Action to meet needs
Requests in NVCTM/NbC are specific and do-able. Asking for something vague which the other person can’t give you is not effective, and usually ends with both parties feeling more frustrated. “I want you to be nice to me” is basically meaningless as a communication and “Kindly stop being so inconsiderate!” can sound more like an insult than a request. It’s more effective as well as more respectful to give the other person something concrete to work with, within a defined time frame. A clear request sounds like, “Would you help me clean the kitchen sometime this afternoon?” or “Would you listen for 5 minutes while I tell you why I got upset this morning?” If you want to ask for something big, consider breaking it up into stages to make it more do-able.
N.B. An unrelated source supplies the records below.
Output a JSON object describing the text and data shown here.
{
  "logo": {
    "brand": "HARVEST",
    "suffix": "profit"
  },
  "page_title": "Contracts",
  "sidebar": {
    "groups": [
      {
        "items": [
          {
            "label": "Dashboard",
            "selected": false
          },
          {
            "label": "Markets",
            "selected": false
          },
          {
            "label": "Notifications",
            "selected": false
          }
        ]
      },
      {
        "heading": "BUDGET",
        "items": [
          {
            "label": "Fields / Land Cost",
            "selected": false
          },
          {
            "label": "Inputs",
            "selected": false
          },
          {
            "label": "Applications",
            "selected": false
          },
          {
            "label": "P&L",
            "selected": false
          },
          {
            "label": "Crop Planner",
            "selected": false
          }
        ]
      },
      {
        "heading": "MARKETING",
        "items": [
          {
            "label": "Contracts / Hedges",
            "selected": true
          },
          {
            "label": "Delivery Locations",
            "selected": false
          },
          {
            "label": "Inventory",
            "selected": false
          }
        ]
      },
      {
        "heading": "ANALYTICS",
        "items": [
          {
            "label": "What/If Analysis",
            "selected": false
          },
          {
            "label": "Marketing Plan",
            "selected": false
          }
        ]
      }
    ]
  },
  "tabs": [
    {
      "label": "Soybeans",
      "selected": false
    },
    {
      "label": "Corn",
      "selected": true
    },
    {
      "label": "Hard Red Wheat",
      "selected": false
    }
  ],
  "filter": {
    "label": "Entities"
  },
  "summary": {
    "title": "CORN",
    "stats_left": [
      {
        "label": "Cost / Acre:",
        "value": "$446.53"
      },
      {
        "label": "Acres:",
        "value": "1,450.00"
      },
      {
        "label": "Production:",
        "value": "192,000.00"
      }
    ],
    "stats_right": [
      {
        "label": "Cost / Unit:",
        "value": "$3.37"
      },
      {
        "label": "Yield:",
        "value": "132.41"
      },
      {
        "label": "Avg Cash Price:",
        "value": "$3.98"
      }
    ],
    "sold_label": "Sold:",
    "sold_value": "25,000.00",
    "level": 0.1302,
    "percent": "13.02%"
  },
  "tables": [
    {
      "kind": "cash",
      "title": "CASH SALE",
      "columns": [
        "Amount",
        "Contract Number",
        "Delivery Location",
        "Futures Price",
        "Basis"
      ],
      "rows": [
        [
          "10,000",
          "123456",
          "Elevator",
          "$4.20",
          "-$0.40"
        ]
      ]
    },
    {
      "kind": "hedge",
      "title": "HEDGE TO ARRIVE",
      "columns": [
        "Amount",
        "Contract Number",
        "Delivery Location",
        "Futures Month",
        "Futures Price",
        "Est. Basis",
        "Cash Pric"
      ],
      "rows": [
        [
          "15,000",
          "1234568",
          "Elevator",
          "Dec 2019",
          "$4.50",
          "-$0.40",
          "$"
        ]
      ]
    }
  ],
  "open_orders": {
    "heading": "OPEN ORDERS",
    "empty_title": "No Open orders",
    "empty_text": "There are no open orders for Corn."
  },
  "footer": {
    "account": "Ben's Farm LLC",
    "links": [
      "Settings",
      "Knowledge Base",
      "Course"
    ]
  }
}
There’s one other really important distinction between needs-based requests and conventional ones. A request is not the same as a demand. We don’t have any right to expect that a specific other person will meet our needs in the way we would like. And in fact, unless we are on a power trip, we don’t even want them to meet it unless they want to, out of their own needs, such as a wish to support or contribute or exchange. It has to be open for all parties if we are all going to thrive. A quick test of this is: If we’re not prepared to hear a ‘no’, then it’s not a request, it’s a demand.
Very often, and especially in a charged situation, the first type of request to make is a connection request: for example, to sit down and talk about something, for the other person to share how they feel about something, or to echo back what they have heard us say. If this is granted, and a connecting exchange results, then one can follow up later with an action request: to share the household tasks next week, or to spend Sunday morning doing something with the children, etc.
The request stage is where we start to look for strategies and solutions. It works well when it follows on from and emerges out of an awareness of the first three steps.
* In NbC, I call this stage ‘Action’ rather than Request. Having connected with my Feelings and Needs, I can often take my own steps to meet them without any further support from outside. Even if I do want to make a Request, I see that as a specific subset of Actions. Requests are great, and so is having support from others, but ‘taking Action’ independently can often be more convenient and more empowering.